A somewhat exaggerated comparison of the signal–to-noise ratio effects on diffusion MR tractography. Fiber bundles connected to the corpus callosum (mostly red) and the corona radiata (mostly blue) are shown in the colored tracts superimposed on a sagittal image (with the subject facing the right-handed side). The figures in A, B, and C are processed on original MR images acquired with 2, 8, and 20 signal averages, respectively. Note in A, compared with B and C, the accumulated errors in fiber orientation particularly in the inferior part of the descending tracts and the frontal portion of the callosal tracts, as well as the presence of spurious tracts.

Fig 9.

A−C, Bilateral corticospinal tracts identified by using 3 tractography algorithms different from those used in Fig 4 but on the same healthy subject, showing subtle discrepancies among the 4 results.
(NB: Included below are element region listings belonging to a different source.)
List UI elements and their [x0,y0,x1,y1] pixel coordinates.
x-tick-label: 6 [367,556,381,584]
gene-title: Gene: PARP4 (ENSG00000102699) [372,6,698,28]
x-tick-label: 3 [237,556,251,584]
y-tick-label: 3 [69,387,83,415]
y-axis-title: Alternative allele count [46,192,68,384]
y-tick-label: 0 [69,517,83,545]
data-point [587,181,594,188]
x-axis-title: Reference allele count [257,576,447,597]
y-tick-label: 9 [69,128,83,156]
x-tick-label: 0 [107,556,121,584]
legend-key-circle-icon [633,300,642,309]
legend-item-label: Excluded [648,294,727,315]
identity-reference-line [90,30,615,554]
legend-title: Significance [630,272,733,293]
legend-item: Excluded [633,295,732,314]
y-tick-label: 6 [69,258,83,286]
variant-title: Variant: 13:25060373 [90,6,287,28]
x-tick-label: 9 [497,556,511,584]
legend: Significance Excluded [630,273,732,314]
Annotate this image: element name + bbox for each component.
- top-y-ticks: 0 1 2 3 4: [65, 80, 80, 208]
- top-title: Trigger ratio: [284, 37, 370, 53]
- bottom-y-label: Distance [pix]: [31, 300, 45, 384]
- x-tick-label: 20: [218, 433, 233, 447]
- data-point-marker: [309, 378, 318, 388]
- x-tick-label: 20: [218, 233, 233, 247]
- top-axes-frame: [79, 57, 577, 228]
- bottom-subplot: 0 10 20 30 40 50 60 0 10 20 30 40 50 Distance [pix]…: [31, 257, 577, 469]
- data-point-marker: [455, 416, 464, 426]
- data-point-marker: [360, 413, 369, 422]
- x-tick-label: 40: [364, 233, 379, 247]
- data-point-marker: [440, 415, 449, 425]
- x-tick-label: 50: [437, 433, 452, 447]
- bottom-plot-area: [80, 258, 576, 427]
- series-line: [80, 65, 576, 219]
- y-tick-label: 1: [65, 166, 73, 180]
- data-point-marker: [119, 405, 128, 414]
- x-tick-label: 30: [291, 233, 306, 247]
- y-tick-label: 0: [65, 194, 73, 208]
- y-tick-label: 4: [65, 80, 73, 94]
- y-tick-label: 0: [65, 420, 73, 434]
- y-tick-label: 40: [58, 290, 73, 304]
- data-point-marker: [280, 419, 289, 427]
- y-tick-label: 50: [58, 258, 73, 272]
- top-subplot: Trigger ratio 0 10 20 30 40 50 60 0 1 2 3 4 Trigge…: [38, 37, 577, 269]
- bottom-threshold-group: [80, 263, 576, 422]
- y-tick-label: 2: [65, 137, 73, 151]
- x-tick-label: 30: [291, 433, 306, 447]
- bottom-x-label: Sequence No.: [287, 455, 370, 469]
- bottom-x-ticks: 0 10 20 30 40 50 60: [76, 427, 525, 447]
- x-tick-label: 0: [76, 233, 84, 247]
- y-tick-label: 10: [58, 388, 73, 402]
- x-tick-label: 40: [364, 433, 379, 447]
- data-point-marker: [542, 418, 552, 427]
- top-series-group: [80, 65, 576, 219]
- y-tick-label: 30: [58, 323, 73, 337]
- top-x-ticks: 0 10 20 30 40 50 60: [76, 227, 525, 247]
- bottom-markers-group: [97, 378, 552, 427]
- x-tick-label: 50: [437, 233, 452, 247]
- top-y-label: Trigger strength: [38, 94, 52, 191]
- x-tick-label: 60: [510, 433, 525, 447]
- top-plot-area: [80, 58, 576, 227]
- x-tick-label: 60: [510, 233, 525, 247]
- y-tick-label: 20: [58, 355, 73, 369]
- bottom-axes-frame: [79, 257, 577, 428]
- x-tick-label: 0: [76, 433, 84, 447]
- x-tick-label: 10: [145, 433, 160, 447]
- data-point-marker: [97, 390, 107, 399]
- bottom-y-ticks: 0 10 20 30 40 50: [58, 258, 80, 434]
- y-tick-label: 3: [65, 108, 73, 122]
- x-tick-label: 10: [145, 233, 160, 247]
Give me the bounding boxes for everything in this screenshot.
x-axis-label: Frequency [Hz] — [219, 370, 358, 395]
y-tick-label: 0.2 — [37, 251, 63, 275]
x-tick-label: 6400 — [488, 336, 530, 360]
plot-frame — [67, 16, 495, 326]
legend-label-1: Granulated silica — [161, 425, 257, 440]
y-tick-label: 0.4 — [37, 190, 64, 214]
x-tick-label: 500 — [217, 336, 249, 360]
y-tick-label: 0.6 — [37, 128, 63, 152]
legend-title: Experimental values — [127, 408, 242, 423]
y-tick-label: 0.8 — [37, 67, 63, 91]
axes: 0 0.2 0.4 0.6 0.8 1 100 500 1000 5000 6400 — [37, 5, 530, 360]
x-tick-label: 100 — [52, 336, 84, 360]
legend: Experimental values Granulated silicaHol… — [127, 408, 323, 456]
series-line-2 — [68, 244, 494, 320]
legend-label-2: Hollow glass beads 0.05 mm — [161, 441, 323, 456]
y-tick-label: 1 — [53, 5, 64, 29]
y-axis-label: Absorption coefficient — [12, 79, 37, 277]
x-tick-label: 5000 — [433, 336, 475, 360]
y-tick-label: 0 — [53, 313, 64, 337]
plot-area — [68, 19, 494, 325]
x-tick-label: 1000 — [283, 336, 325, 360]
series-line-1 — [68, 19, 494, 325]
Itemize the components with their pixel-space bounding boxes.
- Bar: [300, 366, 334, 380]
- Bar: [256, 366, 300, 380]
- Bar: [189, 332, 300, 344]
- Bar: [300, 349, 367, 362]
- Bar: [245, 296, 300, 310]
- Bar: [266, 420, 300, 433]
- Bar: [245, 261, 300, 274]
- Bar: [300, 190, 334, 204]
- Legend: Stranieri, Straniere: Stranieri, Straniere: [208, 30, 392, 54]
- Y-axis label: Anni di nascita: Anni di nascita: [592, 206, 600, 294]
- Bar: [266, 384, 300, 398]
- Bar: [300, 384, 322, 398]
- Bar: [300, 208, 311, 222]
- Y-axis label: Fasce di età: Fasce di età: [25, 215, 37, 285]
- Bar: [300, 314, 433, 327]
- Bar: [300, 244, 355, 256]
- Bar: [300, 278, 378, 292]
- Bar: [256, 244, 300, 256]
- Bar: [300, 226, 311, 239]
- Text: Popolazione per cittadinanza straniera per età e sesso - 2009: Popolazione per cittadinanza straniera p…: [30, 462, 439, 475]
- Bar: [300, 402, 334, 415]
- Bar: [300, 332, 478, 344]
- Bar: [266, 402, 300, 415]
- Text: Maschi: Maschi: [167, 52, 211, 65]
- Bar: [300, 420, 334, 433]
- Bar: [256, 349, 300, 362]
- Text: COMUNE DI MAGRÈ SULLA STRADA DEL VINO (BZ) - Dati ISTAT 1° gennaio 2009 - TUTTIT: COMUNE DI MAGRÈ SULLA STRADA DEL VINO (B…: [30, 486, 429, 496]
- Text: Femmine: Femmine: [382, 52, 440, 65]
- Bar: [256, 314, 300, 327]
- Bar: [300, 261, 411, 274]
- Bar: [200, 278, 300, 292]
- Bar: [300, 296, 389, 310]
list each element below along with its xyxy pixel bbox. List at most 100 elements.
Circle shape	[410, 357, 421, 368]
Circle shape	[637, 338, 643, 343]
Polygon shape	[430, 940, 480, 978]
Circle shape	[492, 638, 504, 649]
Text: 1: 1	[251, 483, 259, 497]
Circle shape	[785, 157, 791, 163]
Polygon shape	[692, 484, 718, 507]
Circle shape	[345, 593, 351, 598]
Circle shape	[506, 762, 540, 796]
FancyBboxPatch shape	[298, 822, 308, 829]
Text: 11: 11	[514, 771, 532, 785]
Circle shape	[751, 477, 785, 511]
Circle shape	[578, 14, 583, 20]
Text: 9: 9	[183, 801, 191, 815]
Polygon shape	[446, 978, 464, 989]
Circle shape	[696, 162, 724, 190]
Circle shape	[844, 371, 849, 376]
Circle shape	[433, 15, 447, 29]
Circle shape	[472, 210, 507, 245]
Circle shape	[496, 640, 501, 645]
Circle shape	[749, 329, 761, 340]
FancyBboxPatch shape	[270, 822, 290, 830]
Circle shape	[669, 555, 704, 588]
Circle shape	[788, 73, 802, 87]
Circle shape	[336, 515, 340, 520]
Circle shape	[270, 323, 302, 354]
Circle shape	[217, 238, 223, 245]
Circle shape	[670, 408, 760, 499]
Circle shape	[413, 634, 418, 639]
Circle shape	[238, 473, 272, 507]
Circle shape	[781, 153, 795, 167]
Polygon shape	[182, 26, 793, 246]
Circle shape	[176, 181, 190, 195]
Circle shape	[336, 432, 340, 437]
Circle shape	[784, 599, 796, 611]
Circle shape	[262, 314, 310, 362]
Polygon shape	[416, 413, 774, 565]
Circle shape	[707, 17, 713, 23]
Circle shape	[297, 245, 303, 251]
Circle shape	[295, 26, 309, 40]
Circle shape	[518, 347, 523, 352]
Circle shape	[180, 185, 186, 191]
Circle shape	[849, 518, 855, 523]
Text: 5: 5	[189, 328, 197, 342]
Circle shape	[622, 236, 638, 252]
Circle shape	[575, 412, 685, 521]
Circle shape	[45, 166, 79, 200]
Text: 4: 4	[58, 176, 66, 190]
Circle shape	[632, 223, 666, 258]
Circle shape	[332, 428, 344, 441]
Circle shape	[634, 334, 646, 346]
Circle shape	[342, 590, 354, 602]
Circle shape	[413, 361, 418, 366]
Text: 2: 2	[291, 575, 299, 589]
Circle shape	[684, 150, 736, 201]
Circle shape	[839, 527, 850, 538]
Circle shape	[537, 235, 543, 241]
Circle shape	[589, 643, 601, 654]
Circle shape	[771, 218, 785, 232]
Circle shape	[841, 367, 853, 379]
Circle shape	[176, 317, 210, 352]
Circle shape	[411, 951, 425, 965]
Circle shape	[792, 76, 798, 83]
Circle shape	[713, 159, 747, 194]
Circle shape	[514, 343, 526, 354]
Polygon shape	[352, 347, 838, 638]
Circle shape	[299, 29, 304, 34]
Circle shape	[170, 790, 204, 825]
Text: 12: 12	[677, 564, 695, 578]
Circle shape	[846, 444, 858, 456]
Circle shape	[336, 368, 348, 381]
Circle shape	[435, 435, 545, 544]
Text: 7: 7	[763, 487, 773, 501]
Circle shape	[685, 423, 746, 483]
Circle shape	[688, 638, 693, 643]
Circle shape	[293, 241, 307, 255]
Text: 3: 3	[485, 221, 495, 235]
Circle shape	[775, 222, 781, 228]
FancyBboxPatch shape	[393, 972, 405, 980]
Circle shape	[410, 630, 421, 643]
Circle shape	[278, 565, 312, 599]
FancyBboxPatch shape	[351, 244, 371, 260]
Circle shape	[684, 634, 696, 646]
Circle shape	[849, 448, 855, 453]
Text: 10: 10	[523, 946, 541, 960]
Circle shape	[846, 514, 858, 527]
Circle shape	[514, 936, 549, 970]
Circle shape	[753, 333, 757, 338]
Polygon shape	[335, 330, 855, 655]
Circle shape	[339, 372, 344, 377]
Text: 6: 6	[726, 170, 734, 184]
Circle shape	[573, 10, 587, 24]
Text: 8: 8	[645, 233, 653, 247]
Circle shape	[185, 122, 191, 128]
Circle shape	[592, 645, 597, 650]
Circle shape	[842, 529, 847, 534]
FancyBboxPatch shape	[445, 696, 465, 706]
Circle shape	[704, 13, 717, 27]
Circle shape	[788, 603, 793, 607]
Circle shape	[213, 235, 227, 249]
As in Fig 4, the 2 white regions on the coronal views are regions of interest selected to place the seed points. To avoid favoring any single algorithm, we hid the names of the algorithms. The original diffusion images were acquired with 20 signal averages to increase the signal–to-noise ratio. Tract editing was not used here to see the worst-case scenario of algorithm-dependent results.

Fig 10.

Examination of left-right symmetry on a transaxial tractogram from a healthy subject should allow one to obtain a rough idea of the uncertainty of the tractography algorithm. In the example of callosal fibers shown here, the seed points are placed in the midsagittal plane to include the entire corpus callosum. The asymmetry here likely reflects computational errors rather than microstructural lateralization.